Paru au moment des célébrations du centenaire de la loi de 1905 sur la séparation des Églises et de l’État, cet ouvrage soulignait l’ancienneté de la présence musulmane en France et rappelait les refus coloniaux d’appliquer cette loi à l’islam. Cette réédition coïncide avec la célébration du centenaire de la mosquée de Paris où se trouvent rappelés de vieux poncifs.
La nouvelle direction de cet édifice, qui a marqué surtout les annales architecturales, semble ignorer son histoire et se contente d’emprunter à Lyautey le slogan de « la mosquée-hommage aux combattants musulmans de la Grande Guerre », et à Herriot le financement public d’un « Institut » et non de la mosquée. L’histoire réelle nous apprend qu’à la création, en 1895, du « Comité pour une mosquée à Paris », le Sultan-Calife Abdelhamid avait envoyé au président Félix Faure un chèque de 500 000 francs. La loi rapportée par Herriot en 1920 a accordé à la « Société des habous », chargée du projet, un financement de... 500 000 francs. Est-ce un hasard ? La nomination de Gouraud à la tête du « Comité de la mosquée » eut lieu après la détérioration de l’image de la France en terre d’islam provoquée par le bombardement de Damas par l’artillerie lourde de ce général.

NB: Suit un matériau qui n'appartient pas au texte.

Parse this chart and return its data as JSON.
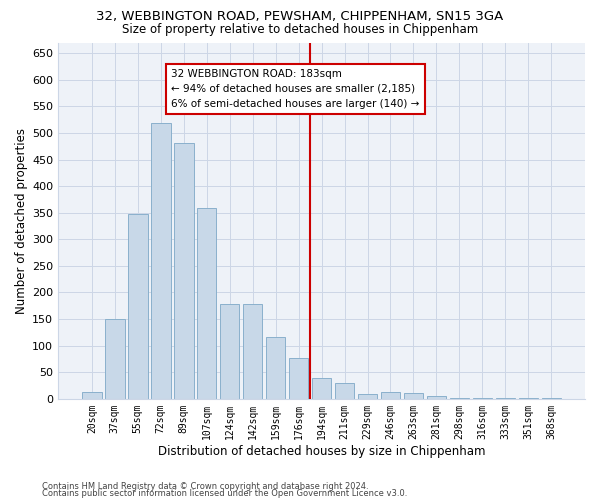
{
  "title_line1": "32, WEBBINGTON ROAD, PEWSHAM, CHIPPENHAM, SN15 3GA",
  "title_line2": "Size of property relative to detached houses in Chippenham",
  "xlabel": "Distribution of detached houses by size in Chippenham",
  "ylabel": "Number of detached properties",
  "bar_color": "#c8d8e8",
  "bar_edgecolor": "#8ab0cc",
  "vline_color": "#cc0000",
  "vline_bin": 9,
  "annotation_text": "32 WEBBINGTON ROAD: 183sqm\n← 94% of detached houses are smaller (2,185)\n6% of semi-detached houses are larger (140) →",
  "annotation_box_color": "#cc0000",
  "categories": [
    "20sqm",
    "37sqm",
    "55sqm",
    "72sqm",
    "89sqm",
    "107sqm",
    "124sqm",
    "142sqm",
    "159sqm",
    "176sqm",
    "194sqm",
    "211sqm",
    "229sqm",
    "246sqm",
    "263sqm",
    "281sqm",
    "298sqm",
    "316sqm",
    "333sqm",
    "351sqm",
    "368sqm"
  ],
  "values": [
    12,
    150,
    347,
    519,
    481,
    358,
    179,
    179,
    116,
    77,
    39,
    29,
    10,
    12,
    11,
    5,
    2,
    1,
    1,
    1,
    1
  ],
  "ylim": [
    0,
    670
  ],
  "yticks": [
    0,
    50,
    100,
    150,
    200,
    250,
    300,
    350,
    400,
    450,
    500,
    550,
    600,
    650
  ],
  "grid_color": "#ccd6e6",
  "background_color": "#eef2f8",
  "footer_line1": "Contains HM Land Registry data © Crown copyright and database right 2024.",
  "footer_line2": "Contains public sector information licensed under the Open Government Licence v3.0.",
  "fig_width": 6.0,
  "fig_height": 5.0,
  "dpi": 100
}
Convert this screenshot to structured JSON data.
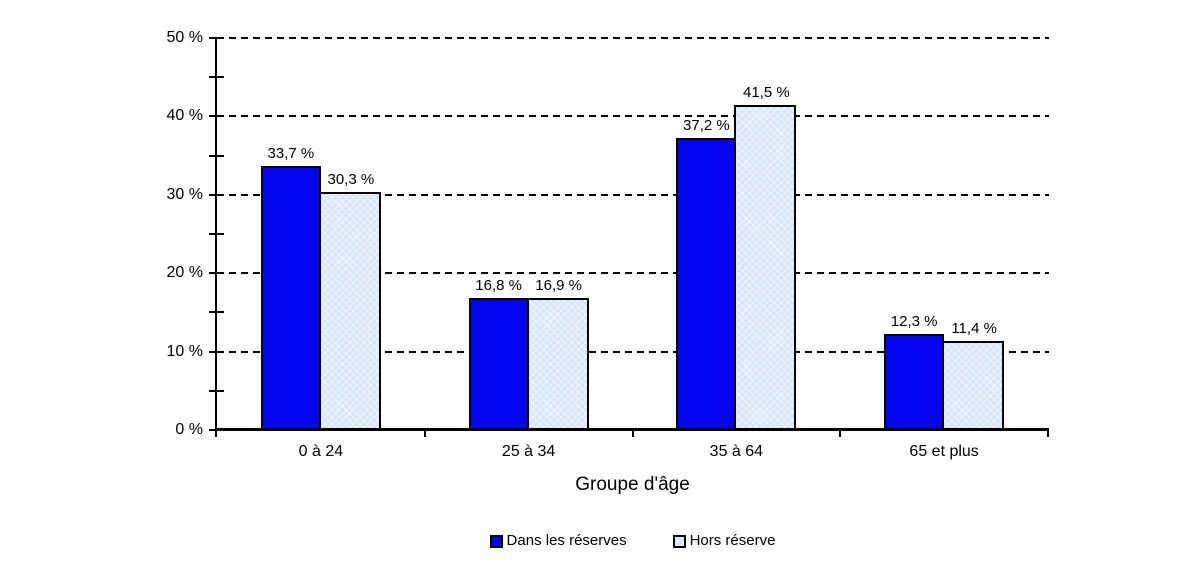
{
  "chart_data": {
    "type": "bar",
    "title": "",
    "xlabel": "Groupe d'âge",
    "ylabel": "",
    "categories": [
      "0 à 24",
      "25 à 34",
      "35 à 64",
      "65 et plus"
    ],
    "series": [
      {
        "name": "Dans les réserves",
        "color": "#0404EE",
        "values": [
          33.7,
          16.8,
          37.2,
          12.3
        ],
        "value_labels": [
          "33,7 %",
          "16,8 %",
          "37,2 %",
          "12,3 %"
        ]
      },
      {
        "name": "Hors réserve",
        "color": "#D7E6F9",
        "values": [
          30.3,
          16.9,
          41.5,
          11.4
        ],
        "value_labels": [
          "30,3 %",
          "16,9 %",
          "41,5 %",
          "11,4 %"
        ]
      }
    ],
    "ylim": [
      0,
      50
    ],
    "ytick_major": 10,
    "ytick_minor": 5,
    "ytick_labels": [
      "0 %",
      "10 %",
      "20 %",
      "30 %",
      "40 %",
      "50 %"
    ],
    "grid": {
      "horizontal": true,
      "style": "dashed",
      "color": "#000000"
    },
    "axis_color": "#000000",
    "legend_position": "bottom"
  }
}
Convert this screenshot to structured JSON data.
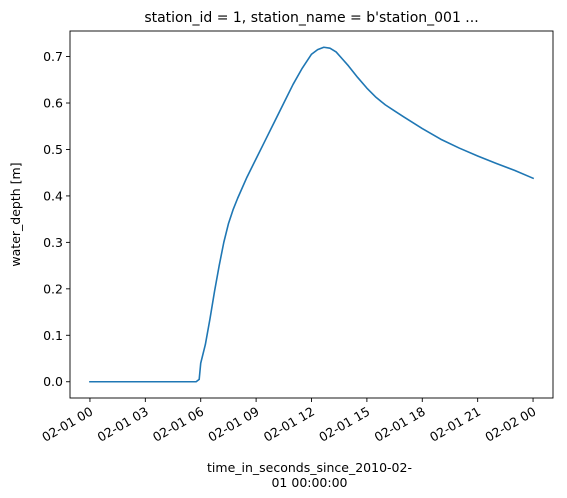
{
  "chart_data": {
    "type": "line",
    "title": "station_id = 1, station_name = b'station_001   ...",
    "xlabel": "time_in_seconds_since_2010-02-\n01 00:00:00",
    "ylabel": "water_depth [m]",
    "xlim": [
      "2010-02-01 00:00",
      "2010-02-02 00:00"
    ],
    "ylim": [
      -0.035,
      0.755
    ],
    "x_ticks": [
      {
        "value": "2010-02-01 00:00",
        "label": "02-01 00"
      },
      {
        "value": "2010-02-01 03:00",
        "label": "02-01 03"
      },
      {
        "value": "2010-02-01 06:00",
        "label": "02-01 06"
      },
      {
        "value": "2010-02-01 09:00",
        "label": "02-01 09"
      },
      {
        "value": "2010-02-01 12:00",
        "label": "02-01 12"
      },
      {
        "value": "2010-02-01 15:00",
        "label": "02-01 15"
      },
      {
        "value": "2010-02-01 18:00",
        "label": "02-01 18"
      },
      {
        "value": "2010-02-01 21:00",
        "label": "02-01 21"
      },
      {
        "value": "2010-02-02 00:00",
        "label": "02-02 00"
      }
    ],
    "y_ticks": [
      {
        "value": 0.0,
        "label": "0.0"
      },
      {
        "value": 0.1,
        "label": "0.1"
      },
      {
        "value": 0.2,
        "label": "0.2"
      },
      {
        "value": 0.3,
        "label": "0.3"
      },
      {
        "value": 0.4,
        "label": "0.4"
      },
      {
        "value": 0.5,
        "label": "0.5"
      },
      {
        "value": 0.6,
        "label": "0.6"
      },
      {
        "value": 0.7,
        "label": "0.7"
      }
    ],
    "grid": false,
    "legend": "none",
    "series": [
      {
        "color": "#1f77b4",
        "x": [
          "2010-02-01 00:00",
          "2010-02-01 01:00",
          "2010-02-01 02:00",
          "2010-02-01 03:00",
          "2010-02-01 04:00",
          "2010-02-01 05:00",
          "2010-02-01 05:45",
          "2010-02-01 05:55",
          "2010-02-01 06:00",
          "2010-02-01 06:15",
          "2010-02-01 06:30",
          "2010-02-01 06:45",
          "2010-02-01 07:00",
          "2010-02-01 07:15",
          "2010-02-01 07:30",
          "2010-02-01 07:45",
          "2010-02-01 08:00",
          "2010-02-01 08:30",
          "2010-02-01 09:00",
          "2010-02-01 09:30",
          "2010-02-01 10:00",
          "2010-02-01 10:30",
          "2010-02-01 11:00",
          "2010-02-01 11:30",
          "2010-02-01 12:00",
          "2010-02-01 12:20",
          "2010-02-01 12:40",
          "2010-02-01 13:00",
          "2010-02-01 13:20",
          "2010-02-01 13:40",
          "2010-02-01 14:00",
          "2010-02-01 14:30",
          "2010-02-01 15:00",
          "2010-02-01 15:30",
          "2010-02-01 16:00",
          "2010-02-01 16:30",
          "2010-02-01 17:00",
          "2010-02-01 18:00",
          "2010-02-01 19:00",
          "2010-02-01 20:00",
          "2010-02-01 21:00",
          "2010-02-01 22:00",
          "2010-02-01 23:00",
          "2010-02-02 00:00"
        ],
        "y": [
          0.0,
          0.0,
          0.0,
          0.0,
          0.0,
          0.0,
          0.0,
          0.005,
          0.04,
          0.08,
          0.135,
          0.195,
          0.25,
          0.3,
          0.34,
          0.37,
          0.395,
          0.44,
          0.48,
          0.52,
          0.56,
          0.6,
          0.64,
          0.675,
          0.705,
          0.715,
          0.72,
          0.718,
          0.71,
          0.695,
          0.68,
          0.655,
          0.632,
          0.612,
          0.596,
          0.583,
          0.57,
          0.545,
          0.522,
          0.503,
          0.486,
          0.47,
          0.455,
          0.438
        ]
      }
    ]
  }
}
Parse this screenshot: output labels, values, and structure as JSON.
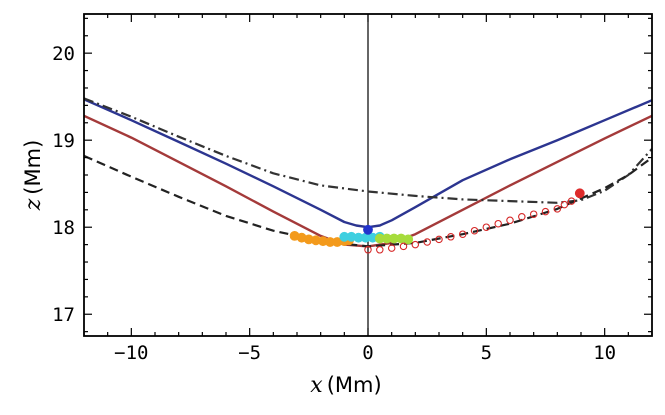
{
  "chart_data": {
    "type": "line",
    "title": "",
    "xlabel": {
      "var": "x",
      "unit": "(Mm)"
    },
    "ylabel": {
      "var": "z",
      "unit": "(Mm)"
    },
    "xlim": [
      -12,
      12
    ],
    "ylim": [
      16.75,
      20.45
    ],
    "x_ticks": [
      -10,
      -5,
      0,
      5,
      10
    ],
    "x_tick_labels": [
      "−10",
      "−5",
      "0",
      "5",
      "10"
    ],
    "y_ticks": [
      17,
      18,
      19,
      20
    ],
    "y_tick_labels": [
      "17",
      "18",
      "19",
      "20"
    ],
    "grid": false,
    "vertical_line_x": 0,
    "series": [
      {
        "name": "blue",
        "color": "#2c3590",
        "style": "solid",
        "x": [
          -12,
          -10,
          -8,
          -6,
          -4,
          -2,
          -1,
          -0.5,
          0,
          0.5,
          1,
          2,
          4,
          6,
          8,
          10,
          12
        ],
        "y": [
          19.47,
          19.23,
          18.98,
          18.73,
          18.47,
          18.2,
          18.06,
          18.02,
          18.0,
          18.02,
          18.08,
          18.23,
          18.54,
          18.78,
          19.0,
          19.23,
          19.46
        ]
      },
      {
        "name": "brown",
        "color": "#a43a3a",
        "style": "solid",
        "x": [
          -12,
          -10,
          -8,
          -6,
          -4,
          -2,
          -1,
          0,
          1,
          2,
          4,
          6,
          8,
          10,
          12
        ],
        "y": [
          19.28,
          19.03,
          18.75,
          18.47,
          18.18,
          17.9,
          17.8,
          17.78,
          17.82,
          17.92,
          18.2,
          18.48,
          18.75,
          19.02,
          19.28
        ]
      },
      {
        "name": "dashdot",
        "color": "#333333",
        "style": "dashdot",
        "x": [
          -12,
          -10,
          -8,
          -6,
          -4,
          -2,
          0,
          2,
          4,
          6,
          8,
          9,
          10,
          11,
          12
        ],
        "y": [
          19.48,
          19.27,
          19.04,
          18.82,
          18.62,
          18.48,
          18.41,
          18.36,
          18.32,
          18.3,
          18.28,
          18.31,
          18.42,
          18.6,
          18.9
        ]
      },
      {
        "name": "dashed",
        "color": "#222222",
        "style": "dashed",
        "x": [
          -12,
          -10,
          -8,
          -6,
          -4,
          -2,
          0,
          2,
          4,
          6,
          8,
          9,
          10,
          11,
          12
        ],
        "y": [
          18.82,
          18.58,
          18.35,
          18.13,
          17.96,
          17.84,
          17.78,
          17.82,
          17.92,
          18.04,
          18.21,
          18.33,
          18.45,
          18.6,
          18.8
        ]
      }
    ],
    "markers": [
      {
        "name": "orange-cluster",
        "color": "#f39a1c",
        "x": [
          -3.1,
          -2.8,
          -2.5,
          -2.2,
          -1.9,
          -1.6,
          -1.3,
          -1.0,
          -0.8
        ],
        "y": [
          17.9,
          17.88,
          17.86,
          17.85,
          17.84,
          17.83,
          17.83,
          17.84,
          17.85
        ]
      },
      {
        "name": "cyan-cluster",
        "color": "#3ecfe0",
        "x": [
          -1.0,
          -0.7,
          -0.4,
          -0.1,
          0.2,
          0.5
        ],
        "y": [
          17.89,
          17.89,
          17.88,
          17.88,
          17.88,
          17.89
        ]
      },
      {
        "name": "green-cluster",
        "color": "#a6dc3c",
        "x": [
          0.5,
          0.8,
          1.1,
          1.4,
          1.7
        ],
        "y": [
          17.87,
          17.87,
          17.87,
          17.87,
          17.86
        ]
      },
      {
        "name": "blue-dot",
        "color": "#2233cc",
        "x": [
          0.0
        ],
        "y": [
          17.97
        ]
      },
      {
        "name": "red-end",
        "color": "#dd2a2a",
        "x": [
          8.95
        ],
        "y": [
          18.39
        ]
      },
      {
        "name": "red-open-circles",
        "color": "#d62828",
        "x": [
          0.0,
          0.5,
          1.0,
          1.5,
          2.0,
          2.5,
          3.0,
          3.5,
          4.0,
          4.5,
          5.0,
          5.5,
          6.0,
          6.5,
          7.0,
          7.5,
          8.0,
          8.3,
          8.6
        ],
        "y": [
          17.74,
          17.74,
          17.76,
          17.78,
          17.8,
          17.83,
          17.86,
          17.89,
          17.92,
          17.96,
          18.0,
          18.04,
          18.08,
          18.12,
          18.15,
          18.18,
          18.21,
          18.26,
          18.3
        ]
      }
    ]
  }
}
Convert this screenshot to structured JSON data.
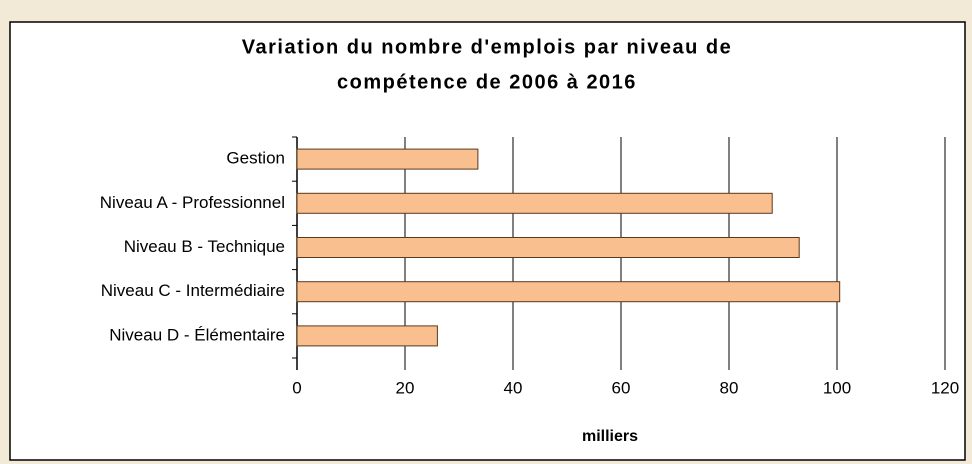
{
  "chart_data": {
    "type": "bar",
    "orientation": "horizontal",
    "title": [
      "Variation du nombre d'emplois par niveau de",
      "compétence de 2006 à 2016"
    ],
    "categories": [
      "Gestion",
      "Niveau A - Professionnel",
      "Niveau B - Technique",
      "Niveau C - Intermédiaire",
      "Niveau D - Élémentaire"
    ],
    "values": [
      33.5,
      88,
      93,
      100.5,
      26
    ],
    "color": "#f9bf8f",
    "xlabel": "milliers",
    "xlim": [
      0,
      120
    ],
    "xticks": [
      0,
      20,
      40,
      60,
      80,
      100,
      120
    ],
    "grid": true
  }
}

La médiatisation de l’inauguration de la mosquée avait elle à voir avec les milliers de morts syriens plus qu’avec les soldats musulmans de la Première Guerre mondiale ? Lyautey, qui a toléré la « mosquée, facile à surveiller », trouvait « dangereux » l’Institut financé par Herriot et l’a saboté au motif qu’il « risquait » d’ouvrir « l’esprit » (sic) des jeunes musulmans. Les intellectuels de la « Fraternité musulmane » de 1907 qui conçurent le projet de cet institut voulaient en faire un haut lieu de la « rupture avec les mœurs algériennes de la France ». Ils furent mis à l’écart au profit d’une bureaucratie plus ou moins religieuse qui semble servir de modèle aux actuels « représentants » de l’islam en France. Ces anticolonialistes ne méritent ils pas d’être célébrés prioritairement ? Et leur théorie sur « l’esprit de modernité dans l’islam » ne doit-elle pas être enseignée dans des instituts dignes de ce nom ? En proposant des réponses à ces questions et à quelques autres, cette réédition aide à mesurer le chemin qui reste à parcourir pour que les relations avec l’islam soient fondées enfin sur la laïcité républicaine. En cette période de célébration des dates de l’histoire coloniale, ces rappels sont aussi un encouragement à remédier à l’absence de l’islam en France du paysage historiographique et à étudier les nouvelles formes de l’usage du religieux à d’autres fins.